Companies like Citigroup, Bumble, and Match Group have said they would pay travel costs for employees who need to leave their state for an abortion. Citigroup has a massive employee presence in Texas (more than 8,500 employees, per Bloomberg), so the state’s rigorous anti-abortion laws directly impact its workforce. “In response to changes in reproductive health-care laws in certain states in the U.S., beginning in 2022 we provide travel benefits to facilitate access to adequate resources,” a letter to shareholders read.

The decline in satisfaction was among positions stereotypically filled with men and also those highly compensated, such as software engineering. Researchers found that pay was actually raised by 4 percent on average among those firms in order to retain talent. In fact, the ones where men were showing the biggest decline in management ratings were getting the biggest pay raises after June 2022, per the research.

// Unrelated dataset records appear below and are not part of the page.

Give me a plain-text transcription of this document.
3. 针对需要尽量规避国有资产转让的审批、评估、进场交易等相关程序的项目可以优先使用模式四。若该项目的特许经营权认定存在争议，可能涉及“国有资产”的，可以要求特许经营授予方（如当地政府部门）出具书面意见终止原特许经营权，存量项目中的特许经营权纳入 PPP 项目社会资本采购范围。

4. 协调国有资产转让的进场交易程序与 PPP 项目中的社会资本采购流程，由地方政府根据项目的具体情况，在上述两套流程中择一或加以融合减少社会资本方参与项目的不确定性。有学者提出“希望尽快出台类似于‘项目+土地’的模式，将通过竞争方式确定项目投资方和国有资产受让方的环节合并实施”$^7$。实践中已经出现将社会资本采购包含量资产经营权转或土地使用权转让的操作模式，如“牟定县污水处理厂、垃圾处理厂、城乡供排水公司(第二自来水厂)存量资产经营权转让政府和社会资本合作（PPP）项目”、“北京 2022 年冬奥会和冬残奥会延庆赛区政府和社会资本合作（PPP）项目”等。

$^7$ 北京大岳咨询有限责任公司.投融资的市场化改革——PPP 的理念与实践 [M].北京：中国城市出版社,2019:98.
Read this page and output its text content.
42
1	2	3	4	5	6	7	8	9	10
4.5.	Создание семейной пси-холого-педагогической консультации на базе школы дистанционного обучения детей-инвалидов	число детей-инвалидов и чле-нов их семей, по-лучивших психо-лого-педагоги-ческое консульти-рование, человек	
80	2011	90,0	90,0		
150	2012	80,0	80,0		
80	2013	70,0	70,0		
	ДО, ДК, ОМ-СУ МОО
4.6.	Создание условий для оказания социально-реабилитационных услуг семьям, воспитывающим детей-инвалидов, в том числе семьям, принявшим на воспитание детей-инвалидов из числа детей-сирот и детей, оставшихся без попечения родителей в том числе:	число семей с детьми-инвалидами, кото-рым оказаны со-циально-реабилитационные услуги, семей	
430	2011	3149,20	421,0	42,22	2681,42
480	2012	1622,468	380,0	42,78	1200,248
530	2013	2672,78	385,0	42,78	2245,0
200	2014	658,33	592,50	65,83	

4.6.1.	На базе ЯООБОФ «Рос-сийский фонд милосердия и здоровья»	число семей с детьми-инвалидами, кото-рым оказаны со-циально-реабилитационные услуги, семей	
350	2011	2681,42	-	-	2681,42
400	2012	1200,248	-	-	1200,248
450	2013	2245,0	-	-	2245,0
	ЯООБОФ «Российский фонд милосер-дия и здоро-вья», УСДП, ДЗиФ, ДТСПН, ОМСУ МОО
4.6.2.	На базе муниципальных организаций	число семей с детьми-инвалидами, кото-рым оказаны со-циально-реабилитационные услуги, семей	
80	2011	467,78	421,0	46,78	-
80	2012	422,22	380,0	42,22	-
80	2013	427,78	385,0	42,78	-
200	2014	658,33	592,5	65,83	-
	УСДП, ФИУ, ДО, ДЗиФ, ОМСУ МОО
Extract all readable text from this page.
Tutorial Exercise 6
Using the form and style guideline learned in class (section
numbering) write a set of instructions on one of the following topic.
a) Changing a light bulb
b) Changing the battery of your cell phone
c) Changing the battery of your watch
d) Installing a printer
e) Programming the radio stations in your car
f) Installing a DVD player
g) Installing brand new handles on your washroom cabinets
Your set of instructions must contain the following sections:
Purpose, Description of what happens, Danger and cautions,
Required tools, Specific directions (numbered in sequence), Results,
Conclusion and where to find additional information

However, researchers found that male dissatisfaction was “offset by increased interest overall” by the the announcement of the company policy. Men may be dissatisfied for political reasons or because the policy is something they’ll never themselves use.

“The polarization that we currently see, particularly on this topic, is clearly seeping into our jobs,” study author and Indeed Hiring Lab chief economist Svenja Gudell told Fortune. “You don’t think of yourself as clocking in and out of work anymore; you want to bring your whole self to work,” she added.

No shit. People are uninterested in taking jobs that will actively affect their ability to lead a full life. It’s the same reason people are attracted to well endowed fertility benefits.

The researchers also found that these abortion benefit announcements made a difference after the Dobbs ruling. Before the ruling, clicks on job posting were about the same regardless of abortion-related announcements, but after, clicks increased by 8 percent. To get that increase organically, job posters would have to increased the wage by more than 10 percent. And we know they’re not gonna do that!